Much like I precook other vegetables as part of my weekly prep, I often cook a big batch of mushrooms, as well. They are delicious, versatile and are often a good stand in for meat when you’re feeling a little vegetarian or vegan.
I typically buy the organic brown cremini/baby bella variety, which are essentially the juvenile version of portobello mushrooms.
Keep in mind a lot of store bought mushrooms are cultivated in compost and you will often see this debris on whole mushrooms. I recommend a pastry brush, or a damp paper towel/cloth to wipe off any excess debris. Do not soak or wash your mushrooms, as they will absorb a lot of water in the process, diluting the flavor and causing a slimy rubbery texture. The goal is to be able to brown them on the outside but leaving them tender on the inside.

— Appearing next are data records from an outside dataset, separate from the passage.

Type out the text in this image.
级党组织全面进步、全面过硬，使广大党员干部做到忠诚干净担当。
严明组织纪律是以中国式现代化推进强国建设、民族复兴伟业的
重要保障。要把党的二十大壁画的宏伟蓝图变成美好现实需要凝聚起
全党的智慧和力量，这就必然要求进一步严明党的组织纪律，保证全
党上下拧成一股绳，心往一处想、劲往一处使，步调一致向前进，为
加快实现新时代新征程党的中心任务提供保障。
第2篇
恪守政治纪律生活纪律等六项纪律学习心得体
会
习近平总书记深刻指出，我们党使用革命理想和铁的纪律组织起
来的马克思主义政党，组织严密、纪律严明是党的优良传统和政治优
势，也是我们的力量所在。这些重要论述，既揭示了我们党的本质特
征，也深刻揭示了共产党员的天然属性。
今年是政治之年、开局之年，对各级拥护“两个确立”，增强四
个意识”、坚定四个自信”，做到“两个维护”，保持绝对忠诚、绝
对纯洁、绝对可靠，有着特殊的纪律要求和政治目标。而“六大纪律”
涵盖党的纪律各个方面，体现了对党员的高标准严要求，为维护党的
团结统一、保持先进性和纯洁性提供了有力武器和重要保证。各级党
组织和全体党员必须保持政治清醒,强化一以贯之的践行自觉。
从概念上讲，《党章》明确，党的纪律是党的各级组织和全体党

After mushrooms are cooked, you can store them in an air tight container and keep them refrigerated for 3-4 days or you can freeze them up to 3 months.
You can add these mushrooms to sauces, omelettes, pasta, risotto, or toppings for your favorite meats and burgers.

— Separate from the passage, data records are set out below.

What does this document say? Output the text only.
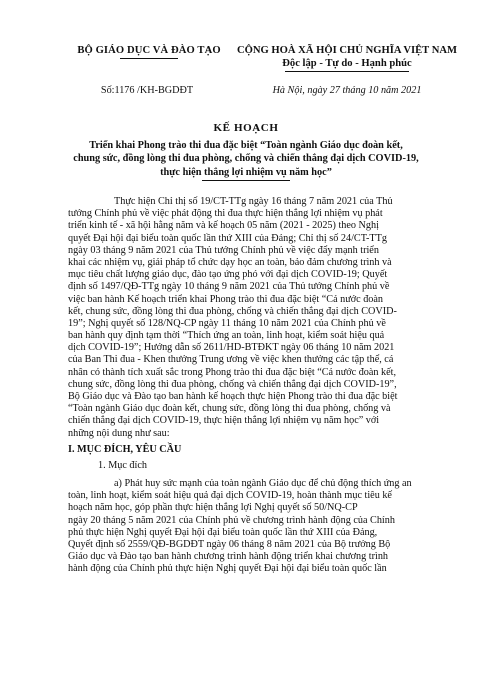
BỘ GIÁO DỤC VÀ ĐÀO TẠO	CỘNG HOÀ XÃ HỘI CHỦ NGHĨA VIỆT NAM
Độc lập - Tự do - Hạnh phúc
Số:1176 /KH-BGDĐT	Hà Nội, ngày 27 tháng 10 năm 2021
KẾ HOẠCH
Triển khai Phong trào thi đua đặc biệt “Toàn ngành Giáo dục đoàn kết,
chung sức, đồng lòng thi đua phòng, chống và chiến thắng đại dịch COVID-19,
thực hiện thắng lợi nhiệm vụ năm học”
Thực hiện Chỉ thị số 19/CT-TTg ngày 16 tháng 7 năm 2021 của Thủ
tướng Chính phủ về việc phát động thi đua thực hiện thắng lợi nhiệm vụ phát
triển kinh tế - xã hội hằng năm và kế hoạch 05 năm (2021 - 2025) theo Nghị
quyết Đại hội đại biểu toàn quốc lần thứ XIII của Đảng; Chỉ thị số 24/CT-TTg
ngày 03 tháng 9 năm 2021 của Thủ tướng Chính phủ về việc đẩy mạnh triển
khai các nhiệm vụ, giải pháp tổ chức dạy học an toàn, bảo đảm chương trình và
mục tiêu chất lượng giáo dục, đào tạo ứng phó với đại dịch COVID-19; Quyết
định số 1497/QĐ-TTg ngày 10 tháng 9 năm 2021 của Thủ tướng Chính phủ về
việc ban hành Kế hoạch triển khai Phong trào thi đua đặc biệt “Cả nước đoàn
kết, chung sức, đồng lòng thi đua phòng, chống và chiến thắng đại dịch COVID-
19”; Nghị quyết số 128/NQ-CP ngày 11 tháng 10 năm 2021 của Chính phủ về
ban hành quy định tạm thời “Thích ứng an toàn, linh hoạt, kiểm soát hiệu quả
dịch COVID-19”; Hướng dẫn số 2611/HD-BTĐKT ngày 06 tháng 10 năm 2021
của Ban Thi đua - Khen thưởng Trung ương về việc khen thưởng các tập thể, cá
nhân có thành tích xuất sắc trong Phong trào thi đua đặc biệt “Cả nước đoàn kết,
chung sức, đồng lòng thi đua phòng, chống và chiến thắng đại dịch COVID-19”,
Bộ Giáo dục và Đào tạo ban hành kế hoạch thực hiện Phong trào thi đua đặc biệt
“Toàn ngành Giáo dục đoàn kết, chung sức, đồng lòng thi đua phòng, chống và
chiến thắng đại dịch COVID-19, thực hiện thắng lợi nhiệm vụ năm học” với
những nội dung như sau:
I. MỤC ĐÍCH, YÊU CẦU
1. Mục đích
a) Phát huy sức mạnh của toàn ngành Giáo dục để chủ động thích ứng an
toàn, linh hoạt, kiểm soát hiệu quả đại dịch COVID-19, hoàn thành mục tiêu kế
hoạch năm học, góp phần thực hiện thắng lợi Nghị quyết số 50/NQ-CP
ngày 20 tháng 5 năm 2021 của Chính phủ về chương trình hành động của Chính
phủ thực hiện Nghị quyết Đại hội đại biểu toàn quốc lần thứ XIII của Đảng,
Quyết định số 2559/QĐ-BGDĐT ngày 06 tháng 8 năm 2021 của Bộ trưởng Bộ
Giáo dục và Đào tạo ban hành chương trình hành động triển khai chương trình
hành động của Chính phủ thực hiện Nghị quyết Đại hội đại biểu toàn quốc lần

I just made a batch, so I’ll be posting some impromptu recipes real soon!
Ingredients
- 2 lbs. mushrooms (I prefer cremini/baby bella) sliced
- 1 tbs. butter
- 1 tbs. Extra Virgin olive oil
- 1 whole shallot finely chopped
- 2 garlic cloves minced
- 1 tsp. dried thyme
- salt/pepper to taste
Directions
- Remove stems from mushroom caps and slice mushrooms about 1/4 thick. You can save the stems for flavoring stocks or soups.

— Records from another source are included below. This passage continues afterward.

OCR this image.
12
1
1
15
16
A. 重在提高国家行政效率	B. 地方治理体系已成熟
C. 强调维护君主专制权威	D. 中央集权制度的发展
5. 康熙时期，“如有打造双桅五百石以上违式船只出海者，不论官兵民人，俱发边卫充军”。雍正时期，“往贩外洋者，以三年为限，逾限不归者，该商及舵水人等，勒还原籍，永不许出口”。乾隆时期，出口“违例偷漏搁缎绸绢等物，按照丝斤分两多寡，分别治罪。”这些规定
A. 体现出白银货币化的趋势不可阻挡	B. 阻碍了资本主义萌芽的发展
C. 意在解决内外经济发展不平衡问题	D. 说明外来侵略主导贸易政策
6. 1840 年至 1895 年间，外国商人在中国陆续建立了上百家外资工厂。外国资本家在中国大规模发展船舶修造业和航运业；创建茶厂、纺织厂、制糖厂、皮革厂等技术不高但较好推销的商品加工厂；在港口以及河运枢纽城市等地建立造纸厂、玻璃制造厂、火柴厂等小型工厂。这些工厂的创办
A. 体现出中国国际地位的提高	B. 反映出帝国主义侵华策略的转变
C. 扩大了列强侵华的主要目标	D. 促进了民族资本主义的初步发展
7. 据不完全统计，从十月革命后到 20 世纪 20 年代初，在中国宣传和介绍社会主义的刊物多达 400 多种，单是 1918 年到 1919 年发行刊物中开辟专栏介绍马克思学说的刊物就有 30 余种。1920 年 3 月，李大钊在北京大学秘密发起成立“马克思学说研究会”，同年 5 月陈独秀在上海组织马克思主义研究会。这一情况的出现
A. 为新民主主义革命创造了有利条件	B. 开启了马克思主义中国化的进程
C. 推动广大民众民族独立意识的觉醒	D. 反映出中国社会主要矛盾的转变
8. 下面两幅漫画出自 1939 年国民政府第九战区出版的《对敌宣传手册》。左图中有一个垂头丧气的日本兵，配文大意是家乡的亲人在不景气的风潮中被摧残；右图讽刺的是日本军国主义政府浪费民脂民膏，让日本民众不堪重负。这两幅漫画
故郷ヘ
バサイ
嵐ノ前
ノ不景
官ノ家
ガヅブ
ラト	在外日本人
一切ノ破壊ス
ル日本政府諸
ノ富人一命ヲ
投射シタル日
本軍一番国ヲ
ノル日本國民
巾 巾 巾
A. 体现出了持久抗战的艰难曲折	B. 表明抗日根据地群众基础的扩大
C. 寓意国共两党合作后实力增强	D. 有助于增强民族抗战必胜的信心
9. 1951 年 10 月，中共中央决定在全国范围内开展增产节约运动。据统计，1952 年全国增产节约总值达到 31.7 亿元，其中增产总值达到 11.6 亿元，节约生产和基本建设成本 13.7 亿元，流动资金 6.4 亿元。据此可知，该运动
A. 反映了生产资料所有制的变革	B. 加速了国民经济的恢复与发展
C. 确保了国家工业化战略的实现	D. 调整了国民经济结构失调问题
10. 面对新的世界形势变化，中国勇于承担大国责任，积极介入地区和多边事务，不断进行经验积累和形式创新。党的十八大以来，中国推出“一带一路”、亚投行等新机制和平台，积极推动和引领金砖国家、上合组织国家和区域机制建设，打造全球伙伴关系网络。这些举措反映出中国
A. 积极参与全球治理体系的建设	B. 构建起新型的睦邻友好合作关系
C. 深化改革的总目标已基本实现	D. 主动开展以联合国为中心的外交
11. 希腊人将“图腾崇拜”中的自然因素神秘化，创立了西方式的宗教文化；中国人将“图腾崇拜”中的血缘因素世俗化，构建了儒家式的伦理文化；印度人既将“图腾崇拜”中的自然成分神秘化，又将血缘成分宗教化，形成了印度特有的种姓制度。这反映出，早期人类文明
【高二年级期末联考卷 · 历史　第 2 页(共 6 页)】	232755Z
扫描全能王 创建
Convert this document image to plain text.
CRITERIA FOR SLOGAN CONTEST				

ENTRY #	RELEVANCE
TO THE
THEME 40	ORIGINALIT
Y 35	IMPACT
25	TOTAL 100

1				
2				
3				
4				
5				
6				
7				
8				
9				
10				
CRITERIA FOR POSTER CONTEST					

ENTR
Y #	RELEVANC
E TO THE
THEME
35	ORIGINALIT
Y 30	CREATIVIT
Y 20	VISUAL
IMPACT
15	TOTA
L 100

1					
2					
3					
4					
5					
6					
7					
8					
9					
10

- Heat butter and olive oil in a large skillet/sauté pan.
- Add mushrooms, shallots and garlic to pan, stirring until mushrooms start to brown and release some of their juices.
- Add thyme and cook until most of the liquid has reduced and mushrooms are tender
- Serve immediately as a side dish or top your favorite meat or burgers.
- If you plan on reserving for other preparations, allow mushrooms to cool before refrigerating in an airtight container.